The Fear of Being Revealed

October 24, 2011

Readers frequently ask why borderlines inexplicably shut loved ones out of their life. They are particularly confused when they did nothing to cause such a fearful reaction. In fact, many of these kind souls tried to help and support the borderline despite the never-ending drama. But their kind nature is exactly why the borderline has shut them out and (in many cases) turned on them. It doesn’t make sense because that is the nature of PDs. They defy logic. If you were to ask borderlines, themselves, they might also wonder why they behave this way. The following was a confession by a borderline who was struck with the fear that she might be discovered:

Hi All,
I think I am selfish. My BPD is underlined by some selfishness. Do you have similar feelings?

For fear of my BF abandonning me once he sees me in the light, I left him before he left me. It was inconceivable for me to see that he might accept me after all. I started concealing myself, then lying frequently, then hiding my friends from whom he may learn things about me, then demanding things from him, finally leaving him. ALL THIS IS ABOUT ME ONLY, WHAT i WANT

Now that he left, I am suffering. Why? because again of how he could bring balance and happiness in my life: AGAIN ABOUT ME = MY SELFISHNESS.

I am not saying that BPD are selfish, but with me I see a deep underlying selfishness.

Sufferingbe

A frequent contributor named Zan found this article which further clears the fog:

But consider, for a moment, that you have been deceived and because you do not understand that the ambiguous behaviors so well hidden by a family system that enables Borderline behaviors to go on undetected and that you have become the unwitting accomplice of something that holds the potential to destroy the family system that protects it.
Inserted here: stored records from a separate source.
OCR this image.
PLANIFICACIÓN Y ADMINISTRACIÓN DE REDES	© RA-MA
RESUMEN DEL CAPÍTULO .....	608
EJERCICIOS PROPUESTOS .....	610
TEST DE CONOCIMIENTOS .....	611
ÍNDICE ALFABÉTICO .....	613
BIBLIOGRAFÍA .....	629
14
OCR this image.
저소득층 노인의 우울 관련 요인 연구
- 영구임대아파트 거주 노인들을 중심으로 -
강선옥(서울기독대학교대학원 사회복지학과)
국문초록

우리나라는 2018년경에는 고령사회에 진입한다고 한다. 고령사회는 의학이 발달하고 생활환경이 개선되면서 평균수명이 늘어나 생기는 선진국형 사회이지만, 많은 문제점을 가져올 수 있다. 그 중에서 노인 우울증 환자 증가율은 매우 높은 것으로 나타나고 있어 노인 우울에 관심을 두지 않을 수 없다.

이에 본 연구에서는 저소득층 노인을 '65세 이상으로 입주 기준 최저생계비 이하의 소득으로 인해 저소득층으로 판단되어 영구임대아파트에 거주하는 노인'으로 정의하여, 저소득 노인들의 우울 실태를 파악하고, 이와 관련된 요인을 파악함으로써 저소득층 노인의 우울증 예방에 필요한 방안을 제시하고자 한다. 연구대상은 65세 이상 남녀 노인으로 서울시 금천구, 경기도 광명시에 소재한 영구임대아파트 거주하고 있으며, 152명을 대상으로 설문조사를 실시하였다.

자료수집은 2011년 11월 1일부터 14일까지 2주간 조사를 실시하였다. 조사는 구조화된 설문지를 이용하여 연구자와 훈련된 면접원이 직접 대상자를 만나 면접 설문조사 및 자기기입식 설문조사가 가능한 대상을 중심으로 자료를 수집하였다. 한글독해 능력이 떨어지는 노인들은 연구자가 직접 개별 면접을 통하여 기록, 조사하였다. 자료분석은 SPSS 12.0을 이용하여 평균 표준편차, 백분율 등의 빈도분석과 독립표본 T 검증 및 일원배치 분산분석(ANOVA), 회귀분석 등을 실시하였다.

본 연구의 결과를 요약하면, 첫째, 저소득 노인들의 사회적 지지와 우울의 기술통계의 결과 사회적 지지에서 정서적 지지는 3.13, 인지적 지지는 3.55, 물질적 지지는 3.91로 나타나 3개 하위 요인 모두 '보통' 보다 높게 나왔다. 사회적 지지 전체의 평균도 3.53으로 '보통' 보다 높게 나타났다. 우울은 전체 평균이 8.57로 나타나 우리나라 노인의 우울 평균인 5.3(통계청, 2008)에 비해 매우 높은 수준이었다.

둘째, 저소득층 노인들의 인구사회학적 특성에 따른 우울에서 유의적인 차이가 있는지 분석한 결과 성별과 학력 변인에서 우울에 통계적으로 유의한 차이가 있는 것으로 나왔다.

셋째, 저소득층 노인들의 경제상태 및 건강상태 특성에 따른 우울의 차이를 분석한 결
It is common for the borderline personality to be relatively unnoticed by most people in the family, friends, and acquaintances circle– while at the same time a inflicting personal damage to family members. A common trait of the borderline is to utilize  attention seekingbehaviors that are used to gather a supportive network of understanding, enablers to rescue the Borderline from her worst fear from every crisis.  Some would call her a “Drama Queen” who “acts out” to gain the sympathy and support and  to keep the worst fear from being realized.  As a result, she is constantly burdened with a lifestyle that demonstrates a constant sense of “faking it,” and with the continual threat that sooner or later she will be “found out.”  So, what you are seeing is the great effort going into continually managing people, information, and perception–  to hide who she really is from the public eye.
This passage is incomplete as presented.